La Armada Española incorporó hace años dos buqués anfibios de procedencia norteamericana: el “Hernán Cortés” (ex “Barnstable County”, LST-1197), L-41, se recibió en Norfolk en 1994, llegando su gemelo, el “Pizarro” (ex “Harlan County’ LST1 196), L-42, el 14 de abril de 1995, en Little Creek. Ambos pertenecían a la clase “Newport”, un tipo de LST muy interesante.

Aún cuando la Infantería de Marina sea un invento español, el cine y los documentales se encargaron eficazmente de convertirla en algo, como el tabaco Winston, genuinamente norteamericano. El desembarco de un grupo de hombres en armas y por la fuerza es tan viejo como la propia navegación, pero fue la necesidad, ya contemporánea, de realizar nutridos desembarcos de fuerzas lo que hizo pensar en el diseño de naves específicamente concebidas para ese menester.
En el siglo pasado, el primer desembarco numeroso —y que acabaría en el estrepitoso fracaso— fue el que, en abril de 1915, iniciaron los británicos en la península de Gallípoli, en pleno Dardanelos. En aquel intento se emplearon, por primera vez, buques especiales para llevar tropas y materiales a la orilla, en concreto el River Clyde, antecesor de lo que hoy puede considerarse buque de desembarco, y las barcazas K, de 300 ton., y capacidad para 300 hombres.

LA EXPERIENCIA ESPAÑOLA
Por parte española, durante las campañas africanas, se efectuaron bastantes desembarcos, siendo el más importante el de Alhucemas (8 de septiembre de 1925), en el que participaron un total de 40 buques de guerra españoles y 5 franceses que actuaron como flota de apoyo; 30 naves mercantes lo hicieron como transportes y 26 barcazas (las célebres K) como buques de desembarco. Además, por primera vez en la Historia, actuó en una acción de este tipo un fuerza aérea integrada por un dirigible, dos globos cautivos y buena cantidad de aviones, en concreto, 18 españoles —6 Supermarine, 6 Savoia y 6 Macchi— así como una escuadrilla francesa. El total de tropas que pusieron pie a tierra fue del orden de los 18.000 hombres, a lo que se deben añadir 12 carros (*) y un buen número de animales de tiro y carga.

Foto:  Los “Hernán Cortés” y “Pizarro” vienen a llenar un tan doloroso como inexplicable vacío, que duró demasiados años.

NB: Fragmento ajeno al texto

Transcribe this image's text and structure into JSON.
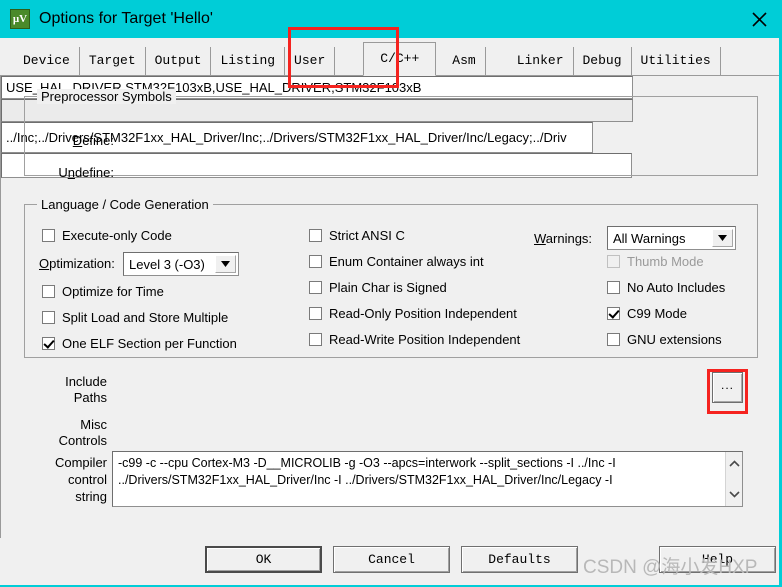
{
  "window": {
    "title": "Options for Target 'Hello'",
    "icon": "uvision-icon",
    "close_label": "✕",
    "titlebar_color": "#00cdd7"
  },
  "tabs": [
    {
      "label": "Device",
      "active": false
    },
    {
      "label": "Target",
      "active": false
    },
    {
      "label": "Output",
      "active": false
    },
    {
      "label": "Listing",
      "active": false
    },
    {
      "label": "User",
      "active": false
    },
    {
      "label": "C/C++",
      "active": true
    },
    {
      "label": "Asm",
      "active": false
    },
    {
      "label": "Linker",
      "active": false
    },
    {
      "label": "Debug",
      "active": false
    },
    {
      "label": "Utilities",
      "active": false
    }
  ],
  "preprocessor": {
    "group_title": "Preprocessor Symbols",
    "define_label": "Define:",
    "define_value": "USE_HAL_DRIVER,STM32F103xB,USE_HAL_DRIVER,STM32F103xB",
    "undefine_label": "Undefine:",
    "undefine_value": ""
  },
  "language": {
    "group_title": "Language / Code Generation",
    "left_column": [
      {
        "label": "Execute-only Code",
        "checked": false,
        "enabled": true
      },
      {
        "label": "Optimize for Time",
        "checked": false,
        "enabled": true
      },
      {
        "label": "Split Load and Store Multiple",
        "checked": false,
        "enabled": true
      },
      {
        "label": "One ELF Section per Function",
        "checked": true,
        "enabled": true
      }
    ],
    "optimization_label": "Optimization:",
    "optimization_value": "Level 3 (-O3)",
    "middle_column": [
      {
        "label": "Strict ANSI C",
        "checked": false,
        "enabled": true
      },
      {
        "label": "Enum Container always int",
        "checked": false,
        "enabled": true
      },
      {
        "label": "Plain Char is Signed",
        "checked": false,
        "enabled": true
      },
      {
        "label": "Read-Only Position Independent",
        "checked": false,
        "enabled": true
      },
      {
        "label": "Read-Write Position Independent",
        "checked": false,
        "enabled": true
      }
    ],
    "warnings_label": "Warnings:",
    "warnings_value": "All Warnings",
    "right_column": [
      {
        "label": "Thumb Mode",
        "checked": false,
        "enabled": false
      },
      {
        "label": "No Auto Includes",
        "checked": false,
        "enabled": true
      },
      {
        "label": "C99 Mode",
        "checked": true,
        "enabled": true
      },
      {
        "label": "GNU extensions",
        "checked": false,
        "enabled": true
      }
    ]
  },
  "paths": {
    "include_label_line1": "Include",
    "include_label_line2": "Paths",
    "include_value": "../Inc;../Drivers/STM32F1xx_HAL_Driver/Inc;../Drivers/STM32F1xx_HAL_Driver/Inc/Legacy;../Driv",
    "browse_label": "...",
    "misc_label_line1": "Misc",
    "misc_label_line2": "Controls",
    "misc_value": ""
  },
  "compiler": {
    "label_line1": "Compiler",
    "label_line2": "control",
    "label_line3": "string",
    "line1": "-c99 -c --cpu Cortex-M3 -D__MICROLIB -g -O3 --apcs=interwork --split_sections -I ../Inc -I",
    "line2": "../Drivers/STM32F1xx_HAL_Driver/Inc -I ../Drivers/STM32F1xx_HAL_Driver/Inc/Legacy -I",
    "scroll_up": "˄",
    "scroll_down": "˅"
  },
  "buttons": {
    "ok": "OK",
    "cancel": "Cancel",
    "defaults": "Defaults",
    "help": "Help"
  },
  "watermark": {
    "text": "CSDN @海小发HXP"
  },
  "annotations": {
    "color": "#f5231f",
    "tab_highlight": "C/C++ tab",
    "browse_highlight": "include paths browse button"
  }
}
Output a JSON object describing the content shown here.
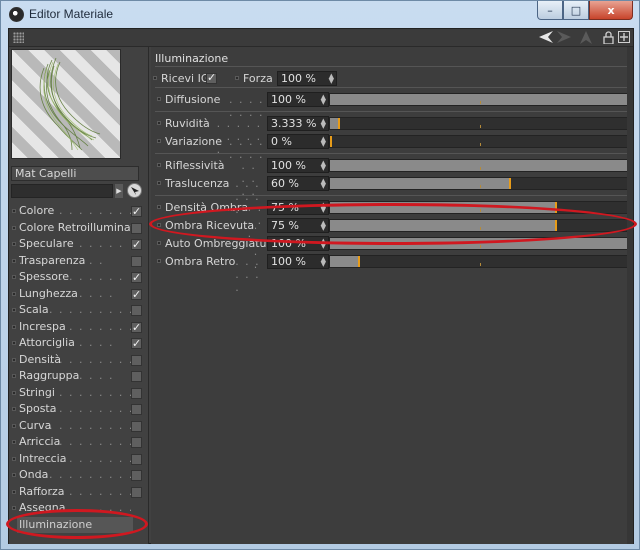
{
  "window": {
    "title": "Editor Materiale",
    "controls": {
      "minimize": "–",
      "maximize": "□",
      "close": "x"
    }
  },
  "toolbar": {
    "icons": [
      "arrow-left-icon",
      "arrow-right-icon",
      "arrow-up-icon",
      "lock-icon",
      "new-window-icon"
    ]
  },
  "material": {
    "name": "Mat Capelli"
  },
  "channels": [
    {
      "label": "Colore",
      "dots": ". . . . . . . . . . . . . .",
      "checked": true
    },
    {
      "label": "Colore Retroilluminato",
      "dots": "",
      "checked": false
    },
    {
      "label": "Speculare",
      "dots": ". . . . . . . . . . .",
      "checked": true
    },
    {
      "label": "Trasparenza",
      "dots": ". . . . . . . . .",
      "checked": false
    },
    {
      "label": "Spessore",
      "dots": ". . . . . . . . . . .",
      "checked": true
    },
    {
      "label": "Lunghezza",
      "dots": ". . . . . . . . . .",
      "checked": true
    },
    {
      "label": "Scala",
      "dots": ". . . . . . . . . . . . . .",
      "checked": false
    },
    {
      "label": "Increspa",
      "dots": ". . . . . . . . . . . .",
      "checked": true
    },
    {
      "label": "Attorciglia",
      "dots": ". . . . . . . . . .",
      "checked": true
    },
    {
      "label": "Densità",
      "dots": ". . . . . . . . . . . .",
      "checked": false
    },
    {
      "label": "Raggruppa",
      "dots": ". . . . . . . . . .",
      "checked": false
    },
    {
      "label": "Stringi",
      "dots": ". . . . . . . . . . . . .",
      "checked": false
    },
    {
      "label": "Sposta",
      "dots": ". . . . . . . . . . . . .",
      "checked": false
    },
    {
      "label": "Curva",
      "dots": ". . . . . . . . . . . . . .",
      "checked": false
    },
    {
      "label": "Arriccia",
      "dots": ". . . . . . . . . . . . .",
      "checked": false
    },
    {
      "label": "Intreccia",
      "dots": ". . . . . . . . . . . .",
      "checked": false
    },
    {
      "label": "Onda",
      "dots": ". . . . . . . . . . . . . .",
      "checked": false
    },
    {
      "label": "Rafforza",
      "dots": ". . . . . . . . . . . . .",
      "checked": false
    },
    {
      "label": "Assegna",
      "dots": ". . . . . . . . . . . . .",
      "checked": null
    },
    {
      "label": "Illuminazione",
      "dots": ". . . . . . . .",
      "checked": null,
      "selected": true
    }
  ],
  "panel": {
    "title": "Illuminazione",
    "ricevi_ig": {
      "label": "Ricevi IG",
      "checked": true
    },
    "forza": {
      "label": "Forza",
      "value": "100 %"
    },
    "groups": [
      [
        {
          "label": "Diffusione",
          "dots": ". . . . . . . .",
          "value": "100 %",
          "level": 1.0
        }
      ],
      [
        {
          "label": "Ruvidità",
          "dots": ". . . . . . . . . . .",
          "value": "3.333 %",
          "level": 0.033
        },
        {
          "label": "Variazione",
          "dots": ". . . . . . . .",
          "value": "0 %",
          "level": 0.0
        }
      ],
      [
        {
          "label": "Riflessività",
          "dots": ". . . . . . .",
          "value": "100 %",
          "level": 1.0
        },
        {
          "label": "Traslucenza",
          "dots": ". . . . . . .",
          "value": "60 %",
          "level": 0.6
        }
      ],
      [
        {
          "label": "Densità Ombra",
          "dots": ". . . . .",
          "value": "75 %",
          "level": 0.75
        },
        {
          "label": "Ombra Ricevuta",
          "dots": ". . . .",
          "value": "75 %",
          "level": 0.75
        },
        {
          "label": "Auto Ombreggiatura",
          "dots": "",
          "value": "100 %",
          "level": 1.0
        },
        {
          "label": "Ombra Retro",
          "dots": ". . . . . . .",
          "value": "100 %",
          "level": 0.1
        }
      ]
    ]
  },
  "colors": {
    "background": "#414141",
    "slider_fill": "#8a8a8a",
    "slider_knob": "#e79c1a",
    "highlight_marker": "#d01820"
  }
}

Durante la Guerra Civil española —inaugurada con el primer desembarco aerotransportado de la Historia— no puede decirse que los hubiera navales salvo por lo que hace al dirigido por el capitán Bayo contra la isla de Mallorca (16 de agosto de 1936), y que como resulta sabido no tuvo éxito. Bayo utilizó algunas K —las mismas que habían actuado en Alhucemas y antes en los Dardanelos y que aún perduraban—. Eran unos buques que no evolucionaron nada durante aquellos años y, en consecuencia, seguían siendo barcazas de madera con un puente a proa soportado mediante unos puntales fijos sobre cubierta y convenientemente arriostrados con estayes y burdas, a través de los cuales llegaban a tierra las tropas.

DESARROLLOS SAJONES
Por la misma época —1936— y en Nueva Orleans, un tal Andrew Higgins, diseñó una embarcación de poco calado que podía varar con facilidad y que se retiraba de la playa por sus propios medios, ganando el concurso convocado por el Bureau of Ships. Con el tiempo esa lancha acabó normalizada como buque de desembarco siendo ampliamente empleada por las Marinas anglosajonas en sus operaciones anfibias. Su denominación oficial fue la de LCP (Landing Craft Personnel) y tenía 12 m. de eslora y un motor de gasolina que, según las condiciones de mar, le proporcionaba una velocidad de entre 8 y 11 nudos, pudiendo transportar 36 hombres o 4 ton. de carga. De esta lancha derivaron las posteriores LCVP (Landing Craft Vehicle and Personnel), con rampa proel de descarga.
Ya en plena SGM, y durante la evacuación de tropas en Dunquerke, parece ser que se les ocurrió a los británicos la idea base de lo que hoy conocemos por
LST denominadas al principio LCT (Landing Craft Tank/Embarcación de desembarco de carros), las primeras —una treintena— estuvieron disponibles en 1941, participando activamente en las incursiones contra la costa francesa y en Tobruk. Eran naves de 230 ton. en rosca, de 50 m. de eslora y 10 nudos de velocidad; con una rampa abatible en proa y una capacidad de carga de 3 carros de 40 ton. (ó 6 de 16 ó 250 ton. de carga diversa). A estas primeras unidades siguieron otras series mejoradas y ampliadas. Pero la capacidad marinera de las LCT resultaba sumamente limitada: no es que no tuviesen capacidad oceánica, es que ni tan siquiera podían efectuar navegaciones prolongadas con un mar de mayor fuerza de marejada, los complicaba enormemente los desembarcos pues su empleo sólo era recomendable con un tiempo excepcionalmente bueno.

Foto: Una de las señas de identidad exteriores más notables de los “Newport”: las dos chimeneas distintas y asimétricas.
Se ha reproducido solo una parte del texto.